Alberto Gimenez (Lebanon)

Alberto is a student in the dual-degree program between Columbia College, where he focuses on Middle Eastern history, and Columbia’s School of International and Public Affairs (SIPA), where he studies international security policy and international conflict resolution. His study-abroad experience has been focused primarily in the Middle East, including a semester in Turkey and summer programs in Jordan, Oman, and Morocco. He considers his most meaningful experience to date to have been the three months that he spent in Nepal volunteering for an NGO to support post-earthquake reconstruction efforts. This summer he will be a graduate student intern with the Lebanese NGO Peace Labs, working on projects and activities supporting local peacebuilding and mediation efforts in North Lebanon. After spending 10 weeks with Peace Labs, Alberto returned with an understanding that, "Peace cannot be kept by force; it can only be achieved by understanding." -Albert Einstein.



Beyond the office: local encounters and new friendships in Beirut

20 Mar

It’s now been a few weeks since I finished my internship/fellowship with Peace Labs and the Advocacy Project, and while I already know what a great experience it was, I’m sure it will take some time for me to realize the full impact it has had on me, both professionally and personally. Reflecting back on my ten weeks in Lebanon, I realize that my experiences outside the office were just as memorable as my workdays, and in many ways complemented what I learned while interning at Peace Labs.

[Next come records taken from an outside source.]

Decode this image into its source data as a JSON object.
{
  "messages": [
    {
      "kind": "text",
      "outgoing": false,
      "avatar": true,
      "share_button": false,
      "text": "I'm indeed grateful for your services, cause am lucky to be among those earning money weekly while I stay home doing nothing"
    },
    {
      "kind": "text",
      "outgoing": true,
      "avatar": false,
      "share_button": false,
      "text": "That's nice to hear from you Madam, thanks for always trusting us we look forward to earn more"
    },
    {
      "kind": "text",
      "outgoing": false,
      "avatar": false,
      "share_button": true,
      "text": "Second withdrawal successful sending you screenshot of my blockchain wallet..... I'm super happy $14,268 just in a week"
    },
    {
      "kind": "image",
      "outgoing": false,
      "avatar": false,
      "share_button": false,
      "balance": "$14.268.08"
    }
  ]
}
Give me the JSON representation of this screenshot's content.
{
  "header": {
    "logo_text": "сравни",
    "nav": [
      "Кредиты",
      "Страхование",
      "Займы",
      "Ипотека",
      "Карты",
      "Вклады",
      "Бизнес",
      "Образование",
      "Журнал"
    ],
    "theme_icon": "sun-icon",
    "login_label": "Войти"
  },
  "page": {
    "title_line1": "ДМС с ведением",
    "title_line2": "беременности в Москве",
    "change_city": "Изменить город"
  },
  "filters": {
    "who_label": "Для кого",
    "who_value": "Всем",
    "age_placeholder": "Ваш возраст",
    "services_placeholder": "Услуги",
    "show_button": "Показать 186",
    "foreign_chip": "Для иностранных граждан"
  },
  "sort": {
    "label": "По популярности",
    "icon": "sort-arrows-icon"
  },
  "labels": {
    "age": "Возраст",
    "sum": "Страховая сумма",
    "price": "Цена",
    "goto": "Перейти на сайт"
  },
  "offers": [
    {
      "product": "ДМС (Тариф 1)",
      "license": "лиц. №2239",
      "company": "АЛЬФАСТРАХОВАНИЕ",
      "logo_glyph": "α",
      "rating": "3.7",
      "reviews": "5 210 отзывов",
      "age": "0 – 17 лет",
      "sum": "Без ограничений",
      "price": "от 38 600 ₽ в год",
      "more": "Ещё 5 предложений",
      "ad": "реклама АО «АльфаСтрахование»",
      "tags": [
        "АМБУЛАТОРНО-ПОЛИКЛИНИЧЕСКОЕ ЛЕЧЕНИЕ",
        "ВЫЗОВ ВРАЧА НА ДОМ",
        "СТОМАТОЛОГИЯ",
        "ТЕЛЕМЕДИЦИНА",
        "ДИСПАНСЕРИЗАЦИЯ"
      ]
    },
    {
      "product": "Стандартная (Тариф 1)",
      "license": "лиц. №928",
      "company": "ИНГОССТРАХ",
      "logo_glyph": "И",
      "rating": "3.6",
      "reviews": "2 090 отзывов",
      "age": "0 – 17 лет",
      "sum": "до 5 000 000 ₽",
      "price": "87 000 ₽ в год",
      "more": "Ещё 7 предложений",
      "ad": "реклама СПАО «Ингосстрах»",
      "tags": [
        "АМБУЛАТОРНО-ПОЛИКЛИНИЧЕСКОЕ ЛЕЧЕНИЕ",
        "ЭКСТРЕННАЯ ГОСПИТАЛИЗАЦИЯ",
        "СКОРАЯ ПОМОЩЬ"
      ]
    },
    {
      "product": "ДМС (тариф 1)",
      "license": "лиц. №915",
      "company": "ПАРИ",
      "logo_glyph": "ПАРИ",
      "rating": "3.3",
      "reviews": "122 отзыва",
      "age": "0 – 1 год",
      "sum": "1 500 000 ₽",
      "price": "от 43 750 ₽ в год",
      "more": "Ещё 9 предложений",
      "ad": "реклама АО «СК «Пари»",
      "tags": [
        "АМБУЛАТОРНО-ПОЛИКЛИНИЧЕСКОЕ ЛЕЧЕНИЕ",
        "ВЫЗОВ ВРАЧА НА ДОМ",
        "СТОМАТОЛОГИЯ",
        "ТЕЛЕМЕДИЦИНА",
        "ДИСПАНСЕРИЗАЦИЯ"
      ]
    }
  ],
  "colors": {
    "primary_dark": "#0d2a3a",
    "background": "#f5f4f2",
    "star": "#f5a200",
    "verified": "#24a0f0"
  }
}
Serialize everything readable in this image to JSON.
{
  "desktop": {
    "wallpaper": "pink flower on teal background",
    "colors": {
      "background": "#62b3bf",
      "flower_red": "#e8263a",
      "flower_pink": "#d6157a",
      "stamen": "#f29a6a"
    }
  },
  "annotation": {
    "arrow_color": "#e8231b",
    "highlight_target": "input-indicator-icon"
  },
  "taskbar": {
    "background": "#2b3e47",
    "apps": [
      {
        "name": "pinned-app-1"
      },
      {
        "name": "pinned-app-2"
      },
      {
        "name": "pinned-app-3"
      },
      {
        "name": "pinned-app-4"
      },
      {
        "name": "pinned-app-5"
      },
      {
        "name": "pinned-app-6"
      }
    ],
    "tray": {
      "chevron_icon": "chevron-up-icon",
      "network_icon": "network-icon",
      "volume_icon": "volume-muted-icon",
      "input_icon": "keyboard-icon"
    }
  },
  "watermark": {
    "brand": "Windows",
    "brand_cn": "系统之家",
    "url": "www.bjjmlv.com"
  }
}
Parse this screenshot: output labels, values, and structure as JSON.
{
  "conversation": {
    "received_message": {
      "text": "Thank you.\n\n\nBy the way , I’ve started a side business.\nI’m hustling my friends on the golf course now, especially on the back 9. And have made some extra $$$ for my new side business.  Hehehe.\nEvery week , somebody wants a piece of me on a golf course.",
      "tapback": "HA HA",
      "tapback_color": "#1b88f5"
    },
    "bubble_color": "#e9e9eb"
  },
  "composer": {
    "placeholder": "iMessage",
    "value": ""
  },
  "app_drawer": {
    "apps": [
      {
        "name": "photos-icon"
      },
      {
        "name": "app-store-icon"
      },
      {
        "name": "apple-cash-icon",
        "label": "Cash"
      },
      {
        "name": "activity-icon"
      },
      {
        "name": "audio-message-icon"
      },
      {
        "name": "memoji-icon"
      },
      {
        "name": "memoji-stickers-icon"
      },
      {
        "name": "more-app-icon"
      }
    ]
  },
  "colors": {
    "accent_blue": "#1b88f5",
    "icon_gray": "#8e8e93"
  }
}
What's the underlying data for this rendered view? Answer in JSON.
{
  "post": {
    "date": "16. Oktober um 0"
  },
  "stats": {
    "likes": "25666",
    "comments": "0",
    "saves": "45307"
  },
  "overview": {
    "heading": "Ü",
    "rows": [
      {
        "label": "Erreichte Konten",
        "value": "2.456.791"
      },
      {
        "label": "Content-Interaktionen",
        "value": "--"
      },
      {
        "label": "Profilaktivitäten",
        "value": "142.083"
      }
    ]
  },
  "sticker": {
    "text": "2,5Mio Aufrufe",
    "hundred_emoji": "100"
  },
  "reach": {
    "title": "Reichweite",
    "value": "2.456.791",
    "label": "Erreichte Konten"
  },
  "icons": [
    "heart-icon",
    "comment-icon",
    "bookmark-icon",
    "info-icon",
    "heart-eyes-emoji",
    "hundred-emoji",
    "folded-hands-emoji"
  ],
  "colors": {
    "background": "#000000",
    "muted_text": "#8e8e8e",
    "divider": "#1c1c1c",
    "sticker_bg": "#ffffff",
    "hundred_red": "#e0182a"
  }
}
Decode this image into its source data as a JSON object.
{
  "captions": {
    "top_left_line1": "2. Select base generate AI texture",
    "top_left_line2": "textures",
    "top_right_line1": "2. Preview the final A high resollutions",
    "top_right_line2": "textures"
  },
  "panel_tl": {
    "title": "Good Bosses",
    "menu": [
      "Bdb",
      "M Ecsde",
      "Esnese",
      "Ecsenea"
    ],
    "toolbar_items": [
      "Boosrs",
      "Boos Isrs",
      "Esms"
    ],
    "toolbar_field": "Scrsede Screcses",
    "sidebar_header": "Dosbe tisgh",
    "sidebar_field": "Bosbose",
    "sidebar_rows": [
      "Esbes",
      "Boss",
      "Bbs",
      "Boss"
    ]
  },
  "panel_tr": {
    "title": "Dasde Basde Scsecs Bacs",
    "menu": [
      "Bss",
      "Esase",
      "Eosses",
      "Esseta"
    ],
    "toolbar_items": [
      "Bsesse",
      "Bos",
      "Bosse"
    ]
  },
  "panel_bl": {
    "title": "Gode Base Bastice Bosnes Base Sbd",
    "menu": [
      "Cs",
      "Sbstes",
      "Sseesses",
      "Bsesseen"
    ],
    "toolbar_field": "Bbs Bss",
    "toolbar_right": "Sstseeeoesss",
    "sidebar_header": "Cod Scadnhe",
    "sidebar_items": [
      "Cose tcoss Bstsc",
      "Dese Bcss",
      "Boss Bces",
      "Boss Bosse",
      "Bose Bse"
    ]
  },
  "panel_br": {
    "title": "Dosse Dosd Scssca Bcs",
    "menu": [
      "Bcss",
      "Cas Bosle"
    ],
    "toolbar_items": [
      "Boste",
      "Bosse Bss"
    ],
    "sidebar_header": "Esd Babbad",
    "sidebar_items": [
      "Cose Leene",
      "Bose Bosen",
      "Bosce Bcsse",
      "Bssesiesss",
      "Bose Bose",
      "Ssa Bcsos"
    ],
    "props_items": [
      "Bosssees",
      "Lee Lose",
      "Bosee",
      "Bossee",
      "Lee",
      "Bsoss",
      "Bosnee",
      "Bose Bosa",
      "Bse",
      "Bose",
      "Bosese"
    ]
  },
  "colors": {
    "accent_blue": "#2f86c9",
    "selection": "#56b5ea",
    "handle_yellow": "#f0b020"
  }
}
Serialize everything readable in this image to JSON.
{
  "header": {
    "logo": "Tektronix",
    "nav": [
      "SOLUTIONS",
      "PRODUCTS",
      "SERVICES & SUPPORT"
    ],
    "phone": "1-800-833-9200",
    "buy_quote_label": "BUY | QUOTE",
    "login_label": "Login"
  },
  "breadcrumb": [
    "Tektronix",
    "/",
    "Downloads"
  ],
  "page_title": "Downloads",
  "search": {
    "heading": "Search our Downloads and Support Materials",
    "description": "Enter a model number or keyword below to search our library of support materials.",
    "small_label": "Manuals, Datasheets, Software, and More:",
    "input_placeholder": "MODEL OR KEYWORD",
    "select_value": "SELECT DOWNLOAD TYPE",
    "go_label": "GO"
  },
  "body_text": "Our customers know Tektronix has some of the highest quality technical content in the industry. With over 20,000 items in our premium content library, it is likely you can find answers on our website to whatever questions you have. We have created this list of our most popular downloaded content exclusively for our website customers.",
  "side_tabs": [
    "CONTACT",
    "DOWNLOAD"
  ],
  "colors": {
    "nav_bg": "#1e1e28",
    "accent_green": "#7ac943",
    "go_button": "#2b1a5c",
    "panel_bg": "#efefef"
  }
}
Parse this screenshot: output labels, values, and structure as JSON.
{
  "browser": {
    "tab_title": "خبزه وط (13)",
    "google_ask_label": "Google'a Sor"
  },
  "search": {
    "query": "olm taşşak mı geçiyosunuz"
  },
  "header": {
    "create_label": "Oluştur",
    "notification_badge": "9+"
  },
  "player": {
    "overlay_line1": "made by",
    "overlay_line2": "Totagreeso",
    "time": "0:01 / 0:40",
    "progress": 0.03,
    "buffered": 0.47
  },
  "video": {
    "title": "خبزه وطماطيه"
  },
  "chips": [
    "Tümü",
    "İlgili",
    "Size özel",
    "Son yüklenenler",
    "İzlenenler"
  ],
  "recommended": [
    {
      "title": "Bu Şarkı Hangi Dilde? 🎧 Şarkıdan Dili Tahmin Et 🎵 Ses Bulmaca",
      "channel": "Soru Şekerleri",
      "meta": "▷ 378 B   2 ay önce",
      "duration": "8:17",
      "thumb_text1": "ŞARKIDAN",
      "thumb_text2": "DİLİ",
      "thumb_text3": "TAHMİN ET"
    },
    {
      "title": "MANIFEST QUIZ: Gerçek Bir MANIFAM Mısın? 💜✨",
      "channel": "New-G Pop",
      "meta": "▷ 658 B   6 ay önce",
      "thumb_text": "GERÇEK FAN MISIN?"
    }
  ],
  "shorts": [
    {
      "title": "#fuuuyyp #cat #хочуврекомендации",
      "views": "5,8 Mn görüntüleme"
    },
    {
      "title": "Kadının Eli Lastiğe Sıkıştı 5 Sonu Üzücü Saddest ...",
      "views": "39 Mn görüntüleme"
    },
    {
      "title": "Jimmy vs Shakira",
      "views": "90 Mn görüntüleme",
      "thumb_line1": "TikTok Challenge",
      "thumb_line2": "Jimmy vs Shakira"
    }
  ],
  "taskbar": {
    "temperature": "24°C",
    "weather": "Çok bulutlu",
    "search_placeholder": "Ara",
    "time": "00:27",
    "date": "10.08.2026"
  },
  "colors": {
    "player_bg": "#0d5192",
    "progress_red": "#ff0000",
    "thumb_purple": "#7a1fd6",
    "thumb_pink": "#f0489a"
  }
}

The famous ‘Pigeon Rocks’ of Beirut

 

When I first arrived in Beirut, I initially stayed at one of the hostels near the nightlife area where I encountered dozens of foreign travelers who wanted to make the most of their time in Beirut. At one café in the neighborhood, I had several conversations with a bartender who turned out to be a Syrian from Aleppo. The pockmarks from bullets along the walls of the hostel dating from the Lebanese Civil War – a sight that turned out to be common away from the highly rebuilt downtown area – were a reminder of the devastation that accompanies civil wars and of the destruction that had recently been going on in his hometown.

On the waterfront in Tripoli

After a week at the hostel, I moved to an apartment in a more residential, less touristic neighborhood, nearer to the Peace Labs office. There, my apartment mates were from different parts of Syria and Lebanon, and worked locally at different jobs. Friends arriving at the apartment also went beyond national borders to include an Iraqi and other Syrians of various backgrounds. Using a mix of Arabic and English with the help of Google Translate, we were able to communicate and all became friends.

View from my apartment in Beirut

Other friend groups that I became a part of were involved in different kinds of activities both in Beirut and around the country, which provided additional opportunities to meet locals, as well as travelers, expats, and other individuals from different cultures. One building where we would often meet up was busy with various kinds of activities including improv theater, an NGO office, language exchange, and Friday night dinners organized by a Syrian friend who wanted to offer Syrian and Lebanese cuisine, accompanied by homemade wine and arak (traditional Lebanese liquor) that another friend brought from his village for foreigners to experience and enjoy at reasonable prices. I not only enjoyed eating there, but also ended up helping out in the kitchen when things got hectic.

Store with my name on it in Beirut’s Armenian neighborhood

Much of the news regarding the Middle East that arrives in the U.S. focuses on hot-button political issues that often obscure the human aspect behind the events. For those who have never been to the region, this is perhaps also more difficult to recognize. It is all too easy these days, as it has been throughout history, to categorize other individuals as opponents because they live on the other side of any particular border, whether a physical boundary or an imaginary line. Groups fighting other groups can be divided into large expanses, East vs. West, North vs. South, along national or religious lines, or even between neighborhoods, which had occurred in Tripoli, as I discussed in a previous post. As the seventeenth-century French mathematician and physicist Blaise Pascal remarked, however, “Can anything be more ridiculous than that a man has a right to kill me because he dwells the other side of the water, and because his prince has a quarrel with mine, although I have none with him?” (Pensees, IV [1670]). My time at Peace Labs and my interactions outside the office have reinforced my conviction that getting to know others through communication and open interaction can lead not only to friendship between individuals, but, ideally, peaceful coexistence among peoples.